Uma vez que o comportamento humano é visto como ação simbólica, a etnografia é, para Geertz (1978), uma “descrição densa” das estruturas conceituais que informam os atos dos nossos sujeitos.

Segundo o autor:

O que o etnógrafo enfrenta, de fato [...] é uma multiplicidade de estruturas conceptuais concretas, muitas delas sobrepostas ou amarradas umas às outras, que são simultaneamente estranhas, irregulares e inexplícitas, e que ele tem que, de alguma forma, primeiro apreender e depois apresentar. (GEERTZ, 1978, p. 20).

Por isso, o desafio é compreender, do ponto de vista da interpretação da cultura (GEERTZ, 1978), a organização social da Comunidade Mumbuca e o processo de construção da identidade quilombola (ALMEIDA, 2002).

As comunidades quilombolas estão envoltas em desconhecimento por parte da sociedade brasileira devido ao abandono do Estado. Houve um processo “natural” de desobrigação por parte do Estado desde a abolição da escravatura até a promulgação da Constituição brasileira de 1988. O art. 68 do Ato das Disposições Constitucionais Transitórias (ADCT) confere direitos territoriais aos remanescentes de quilombos que estejam ocupando suas terras, sendo-lhes garantida a titulação definitiva.

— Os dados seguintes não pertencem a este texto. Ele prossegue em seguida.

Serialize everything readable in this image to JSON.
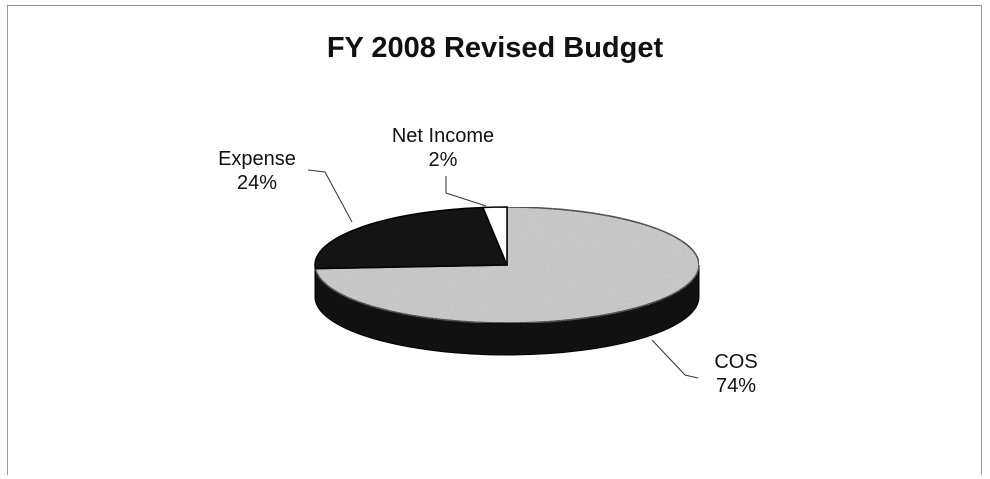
{
  "chart_data": {
    "type": "pie",
    "title": "FY 2008 Revised Budget",
    "style": "3d",
    "slices": [
      {
        "label": "COS",
        "value": 74,
        "value_label": "74%",
        "color": "#c9c9c9"
      },
      {
        "label": "Expense",
        "value": 24,
        "value_label": "24%",
        "color": "#141414"
      },
      {
        "label": "Net Income",
        "value": 2,
        "value_label": "2%",
        "color": "#ffffff"
      }
    ]
  }
}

O Tocantins (região que pertencia ao estado de Goiás, também chamado de Norte do Goiás), é pouco conhecido pelos demais brasileiros por se tratar de um estado criado em 05 de outubro de 1988, por ocasião da promulgação da Constituição Brasileira. Devido ao Estado de Goiás pertencer à região Centro-Oeste do Brasil, poucas pessoas sabem que o Tocantins, ao ser criado, passou a compor a região Norte do Brasil.

As comunidades quilombolas vivem e sobrevivem nesta região, mas muitas vezes são ignoradas pela sociedade e pelo Estado, pela concepção de que a existência dessas comunidades é um sinal de entrave ao desenvolvimento, unicamente pautado no progresso e no crescimento econômico.

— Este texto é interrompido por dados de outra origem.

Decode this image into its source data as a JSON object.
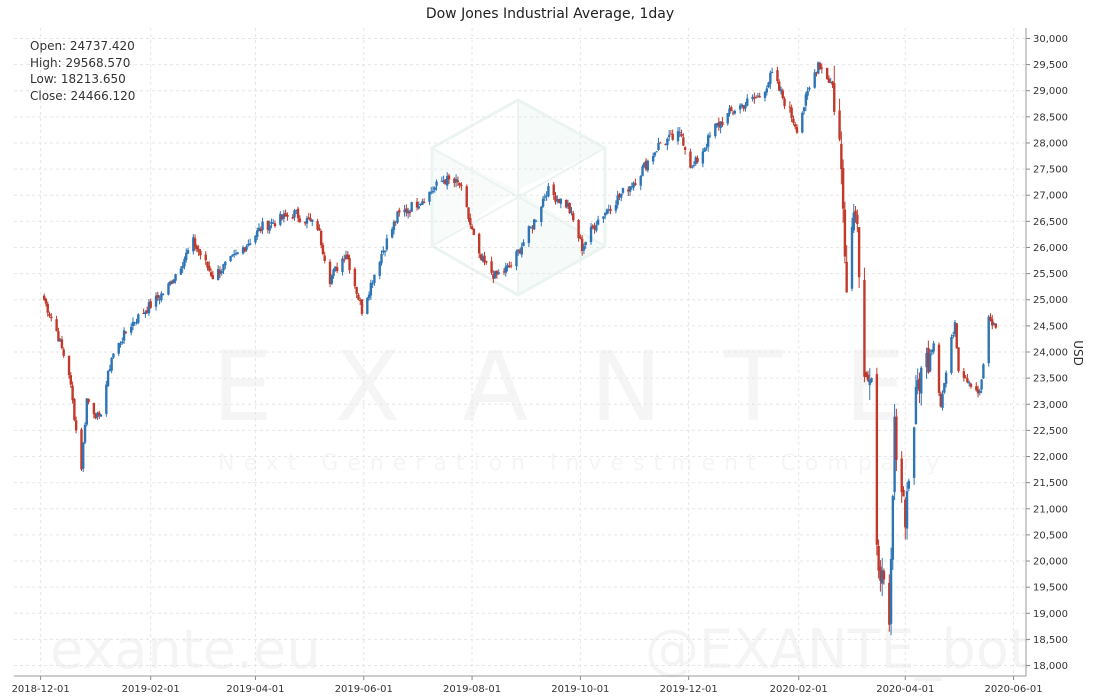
{
  "chart_data": {
    "type": "candlestick",
    "title": "Dow Jones Industrial Average, 1day",
    "ylabel": "USD",
    "xlabel": "",
    "ylim": [
      17800,
      30200
    ],
    "y_ticks": [
      18000,
      18500,
      19000,
      19500,
      20000,
      20500,
      21000,
      21500,
      22000,
      22500,
      23000,
      23500,
      24000,
      24500,
      25000,
      25500,
      26000,
      26500,
      27000,
      27500,
      28000,
      28500,
      29000,
      29500,
      30000
    ],
    "y_tick_labels": [
      "18,000",
      "18,500",
      "19,000",
      "19,500",
      "20,000",
      "20,500",
      "21,000",
      "21,500",
      "22,000",
      "22,500",
      "23,000",
      "23,500",
      "24,000",
      "24,500",
      "25,000",
      "25,500",
      "26,000",
      "26,500",
      "27,000",
      "27,500",
      "28,000",
      "28,500",
      "29,000",
      "29,500",
      "30,000"
    ],
    "x_ticks": [
      "2018-12-01",
      "2019-02-01",
      "2019-04-01",
      "2019-06-01",
      "2019-08-01",
      "2019-10-01",
      "2019-12-01",
      "2020-02-01",
      "2020-04-01",
      "2020-06-01"
    ],
    "x_range": [
      "2018-11-16",
      "2020-06-08"
    ],
    "grid": true,
    "colors": {
      "up": "#2e75b6",
      "down": "#c0392b"
    },
    "key_points": [
      [
        "2018-12-03",
        25000
      ],
      [
        "2018-12-10",
        24400
      ],
      [
        "2018-12-17",
        23600
      ],
      [
        "2018-12-21",
        22500
      ],
      [
        "2018-12-24",
        21800
      ],
      [
        "2018-12-27",
        23100
      ],
      [
        "2019-01-03",
        22700
      ],
      [
        "2019-01-10",
        23900
      ],
      [
        "2019-01-20",
        24500
      ],
      [
        "2019-02-10",
        25200
      ],
      [
        "2019-02-25",
        26100
      ],
      [
        "2019-03-08",
        25450
      ],
      [
        "2019-03-20",
        25800
      ],
      [
        "2019-04-05",
        26400
      ],
      [
        "2019-04-23",
        26650
      ],
      [
        "2019-05-06",
        26400
      ],
      [
        "2019-05-13",
        25400
      ],
      [
        "2019-05-22",
        25900
      ],
      [
        "2019-05-31",
        24800
      ],
      [
        "2019-06-10",
        25800
      ],
      [
        "2019-06-20",
        26600
      ],
      [
        "2019-07-05",
        26950
      ],
      [
        "2019-07-16",
        27300
      ],
      [
        "2019-07-25",
        27200
      ],
      [
        "2019-08-05",
        25800
      ],
      [
        "2019-08-14",
        25450
      ],
      [
        "2019-08-23",
        25650
      ],
      [
        "2019-09-05",
        26500
      ],
      [
        "2019-09-12",
        27100
      ],
      [
        "2019-09-24",
        26800
      ],
      [
        "2019-10-02",
        26000
      ],
      [
        "2019-10-10",
        26500
      ],
      [
        "2019-10-18",
        26800
      ],
      [
        "2019-11-01",
        27300
      ],
      [
        "2019-11-15",
        28000
      ],
      [
        "2019-11-27",
        28150
      ],
      [
        "2019-12-03",
        27500
      ],
      [
        "2019-12-16",
        28300
      ],
      [
        "2019-12-27",
        28650
      ],
      [
        "2020-01-10",
        28900
      ],
      [
        "2020-01-17",
        29300
      ],
      [
        "2020-01-31",
        28300
      ],
      [
        "2020-02-12",
        29550
      ],
      [
        "2020-02-20",
        29100
      ],
      [
        "2020-02-24",
        28000
      ],
      [
        "2020-02-28",
        25500
      ],
      [
        "2020-03-04",
        27000
      ],
      [
        "2020-03-09",
        23800
      ],
      [
        "2020-03-13",
        23200
      ],
      [
        "2020-03-16",
        20100
      ],
      [
        "2020-03-18",
        19900
      ],
      [
        "2020-03-23",
        18600
      ],
      [
        "2020-03-26",
        22500
      ],
      [
        "2020-04-01",
        20900
      ],
      [
        "2020-04-08",
        23400
      ],
      [
        "2020-04-17",
        24200
      ],
      [
        "2020-04-21",
        23000
      ],
      [
        "2020-04-29",
        24600
      ],
      [
        "2020-05-01",
        23700
      ],
      [
        "2020-05-13",
        23200
      ],
      [
        "2020-05-18",
        24600
      ],
      [
        "2020-05-22",
        24466
      ]
    ]
  },
  "stats": {
    "open": "Open: 24737.420",
    "high": "High: 29568.570",
    "low": "Low: 18213.650",
    "close": "Close: 24466.120"
  },
  "watermark": {
    "brand": "EXANTE",
    "tagline": "Next Generation Investment Company",
    "site": "exante.eu",
    "bot": "@EXANTE_bot"
  }
}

Pretendemos identificar, dentro da própria comunidade, formas para fortalecer a resistência e a luta das famílias quilombolas no que se refere à superação da situação de vulnerabilidade social e insegurança alimentar e nutricional, bem como a orientação das políticas públicas desenvolvidas para o enfrentamento dessa realidade nas esferas federal, estadual e municipal.

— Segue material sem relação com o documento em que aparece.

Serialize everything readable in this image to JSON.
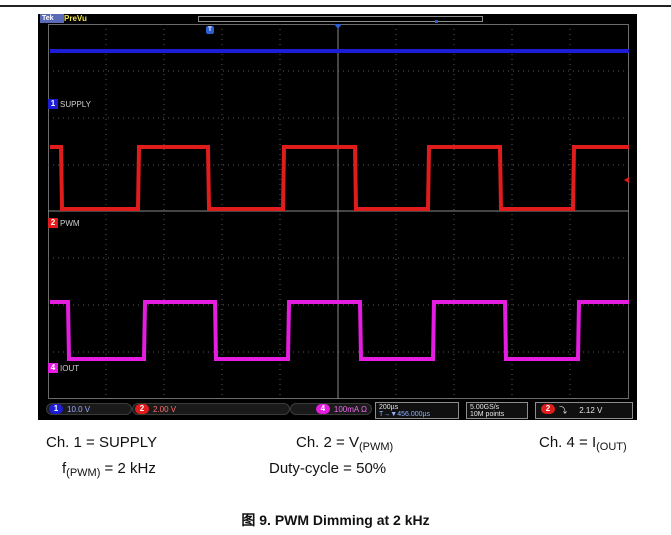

Em face disso, a complexidade do nosso trabalho reside no fato de que a segurança alimentar e nutricional é um tipo multidisciplinar e a adoção de políticas públicas nessa área é multissetorial.

Optamos por analisar programas e ações inseridos na política de segurança alimentar e nutricional, alocados em diversos ministérios, como MDS (Ministério de Desenvolvimento Social e Combate à Fome; MDA (Ministério do Desenvolvimento Agrário), Ministério da Saúde, Ministério da Educação, SEPPIR (Secretaria Especial

de Promoção de Políticas de Igualdade Racial), INCRA (Instituto Nacional de Colonização e Reforma Agrária) e FCP (Fundação Cultural Palmares).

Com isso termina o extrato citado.